While most of the historical attention lavished on the events of WTO Week in Seattle since 1999 has been focused on the notorious turmoil downtown, for many of us who lived in Seattle at the time, the Seattle Police Department’s brazen paramilitary invasion of the city’s ultra-liberal Capitol Hill neighborhood on the date in focus here still stands out as vividly as the previous day’s internationally infamous downtown melee.
SPD’s November 30 tear-gas free-for-all and December 1 morning mass arrests were already appalling enough as the 7 p.m.-to-dawn curfew imposed downtown began that evening.

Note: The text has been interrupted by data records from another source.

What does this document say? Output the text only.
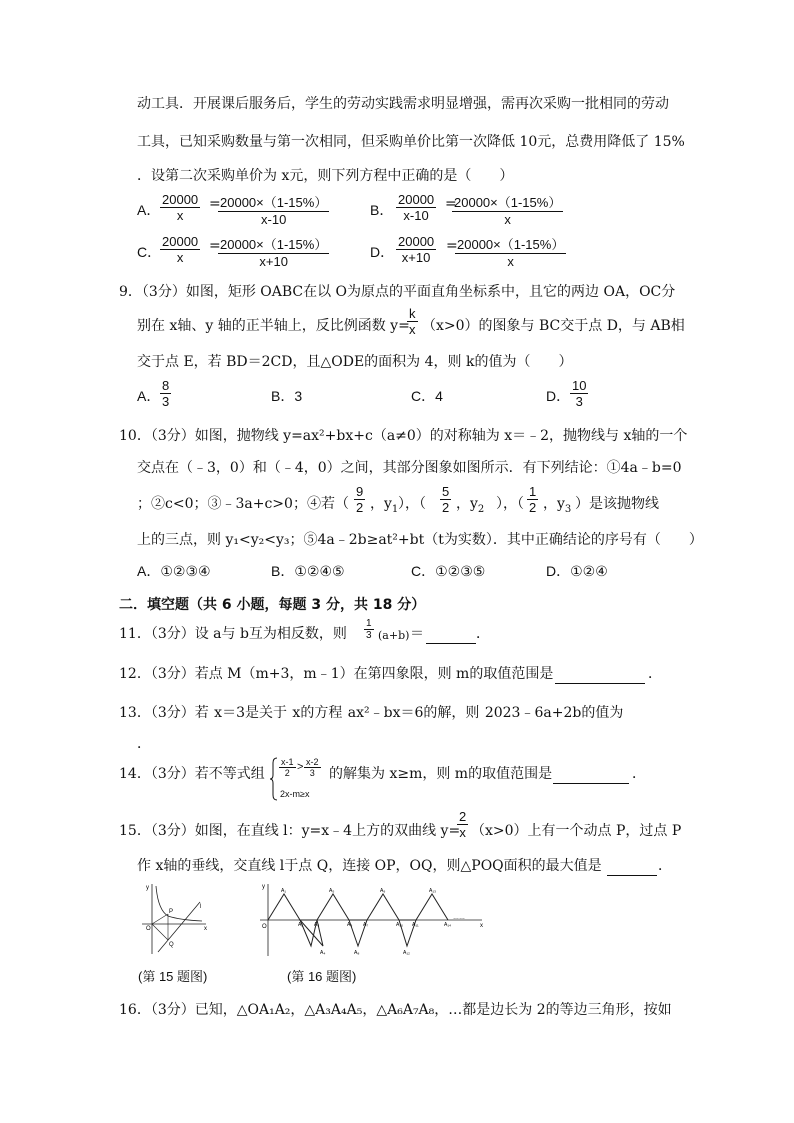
动工具．开展课后服务后，学生的劳动实践需求明显增强，需再次采购一批相同的劳动
工具，已知采购数量与第一次相同，但采购单价比第一次降低 10元，总费用降低了 15%
．设第二次采购单价为 x元，则下列方程中正确的是（　　）
A．
20000
x
= 20000×（1-15%）
x-10
B．
20000
x-10
=
20000×（1-15%）
x
C．
20000
x
= 20000×（1-15%）
x+10
D．
20000
x+10
= 20000×（1-15%）
x
9．（3分）如图，矩形 OABC在以 O为原点的平面直角坐标系中，且它的两边 OA，OC分
别在 x轴、y 轴的正半轴上，反比例函数 y=
k
x （x>0）的图象与 BC交于点 D，与 AB相
交于点 E，若 BD＝2CD，且△ODE的面积为 4，则 k的值为（　　）
A．
8
3	B．3	C．4	D．
10
3
10．（3分）如图，抛物线 y=ax²+bx+c（a≠0）的对称轴为 x＝﹣2，抛物线与 x轴的一个
交点在（﹣3，0）和（﹣4，0）之间，其部分图象如图所示．有下列结论：①4a﹣b=0
；②c<0；③﹣3a+c>0；④若（
9
2 ，$y_1$ ），（
5
2 ，$y_2$ ），（
1
2 ，$y_3$ ）是该抛物线
上的三点，则 y₁<y₂<y₃；⑤4a﹣2b≥at²+bt（t为实数）．其中正确结论的序号有（　　）
A．①②③④	B．①②④⑤	C．①②③⑤	D．①②④
二．填空题（共 6 小题，每题 3 分，共 18 分）
11．（3分）设 a与 b互为相反数，则
1
3 (a+b) ＝	．
12．（3分）若点 M（m+3，m﹣1）在第四象限，则 m的取值范围是	．
13．（3分）若 x＝3是关于 x的方程 ax²﹣bx＝6的解，则 2023﹣6a+2b的值为
．
14．（3分）若不等式组
x-1
2 > x-2
3
2x-m≥x
的解集为 x≥m，则 m的取值范围是	．
15．（3分）如图，在直线 l：y=x﹣4上方的双曲线 y=
2
x （x>0）上有一个动点 P，过点 P
作 x轴的垂线，交直线 l于点 Q，连接 OP，OQ，则△POQ面积的最大值是	．
y
x
O
P
Q
l
y
x
O
……
A₁
A₂ A₃
A₄
A₅
A₆ A₇
A₈
A₉
A₁₀ A₁₁
A₁₂
A₁₃
A₁₄
(第 15 题图)	(第 16 题图)
16．（3分）已知，△OA₁A₂，△A₃A₄A₅，△A₆A₇A₈，…都是边长为 2的等边三角形，按如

But when SPD began following a large group of protesters out of the so-called “no-protest zone” decreed by Seattle Mayor Paul Schell and up Denny Way towards the Hill, their curious detour would soon lead to a new outrage: namely, the spectacle of riot-gear-clad police and camo-clad National Guardsmen, brandishing tear gas, flash bombs, and rubber bullets, running amok in the bohemian heart of the most densely populated American West Coast urban neighborhood north of San Francisco.
Small police-protester skirmishes had already occurred on Capitol Hill the night before, but on this night the Hill hosted a major SPD assault which began downtown around 7 p.m., when several hundred protesters voted to march towards the Hill in order to avoid violating the curfew. Reaching Broadway around 7:45 p.m., they met another large group already demonstrating there. By 8 p.m., some five hundred protesters were marching up and down Broadway, denouncing SPD’s presence and behavior on the Hill.

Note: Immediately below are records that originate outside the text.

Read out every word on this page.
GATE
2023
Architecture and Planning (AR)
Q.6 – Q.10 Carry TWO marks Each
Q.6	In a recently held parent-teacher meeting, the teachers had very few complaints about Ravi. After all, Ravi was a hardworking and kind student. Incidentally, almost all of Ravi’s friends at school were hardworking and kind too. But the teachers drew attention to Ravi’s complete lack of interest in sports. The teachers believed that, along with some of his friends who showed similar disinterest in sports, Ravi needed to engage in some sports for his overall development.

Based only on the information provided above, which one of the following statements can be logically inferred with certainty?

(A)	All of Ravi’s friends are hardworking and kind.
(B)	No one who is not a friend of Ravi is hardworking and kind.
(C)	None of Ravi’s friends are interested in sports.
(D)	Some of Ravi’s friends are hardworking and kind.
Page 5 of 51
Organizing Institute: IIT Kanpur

The assault began around 9 p.m., when Seattle police, supported by King County police and the National Guard, began using tear gas and flash bombs against the protesters. Soon large crowds of appalled Hill residents joined the protesters, chanting, “Go home! We live here!”
Rather than leaving, SPD and friends began attacking residents and protesters alike. The video segment that accompanies this post, recorded at the corner of 10th Avenue East and East Harrison Street, shows the riot squad’s brazen behavior in full flower as, mere seconds into the segment, a riot officer sprays mace directly into the video camera being held by a Capitol Hill resident.
That night’s locally notorious nadir occurred when John Vanderwalker, a King County sheriff’s deputy, approached two young women, Melissa Ann Benton and Shauna Lin Balaski, sitting in a car parked in a QFC parking lot at Broadway East and East Republican Street who were Art Institute of Seattle journalism students videotaping the melee. Vanderwalker ordered Benton, the driver, to roll down her window. When she complied, he doused both women with pepper spray while shouting, “Tape this, bitch!” — thus providing one of the more noteworthy quotes of WTO Week.
For those of us who called Capitol Hill our home at the time, the question still lingers today: What the fuck were they thinking? Such an assault within the “no-protest zone” would have been understandable, though not quite commendable. But one so clearly outside the “zone”?
Long story short, the outrage publicly expressed by Capitol Hill residents in the following weeks played a great part in one of the better local legacies of WTO Week: namely, the heightened demand for police accountability that continues today, as seen most recently by the sustained public outrage over the August 30, 2010, cop murder of Nuu-chah-nulth woodcarver John T. Williams, among other recent egregious actions by officers of the Seattle Police Department.
Sources: Scott Sunde, “Second straight night of confrontations rocks Capitol Hill,” Seattle Post-Intelligencer, December 2, 1999, p. A1; Louis Porter, “Conflict spills onto Capitol Hill,” University of Washington Daily, December 2, 1999, p. 1; Kery Murakami and Heath Foster, “Outrage on Capitol Hill softens police stance,” Seattle Post-Intelligencer, December 3, 1999, p. A1; Steve Miletich, “Police weary after a long week,” The Seattle Times, December 3, 1999, p. A22; “Countdown to chaos in Seattle,” The Seattle Times, December 5, 1999, p. B1; Joshua Robin, “Capitol Hill residents want probe,” The Seattle Times, December 6, 1999, p. B1; Nancy Bartley, “Two file WTO damage claim,” The Seattle Times, December 8, 1999, p. B1; Kimberly A. C. Wilson and Elaine Porterfield, “Brutal police behavior was recorded on video,” Seattle Post-Intelligencer, December 9, 1999, p. A18; Kery Murakami, “Hundreds again turn out to blame the police,” Seattle Post-Intelligencer, December 15, 1999, p. C1; Kimberly A. C. Wilson, “Deputy’s WTO role under scrutiny,” Seattle Post-Intelligencer, December 30, 1999, p. C1; Lewis Kamb, “2 attacked in car during WTO sue officer, county,” Seattle Post-Intelligencer, March 13, 2000, p. B4.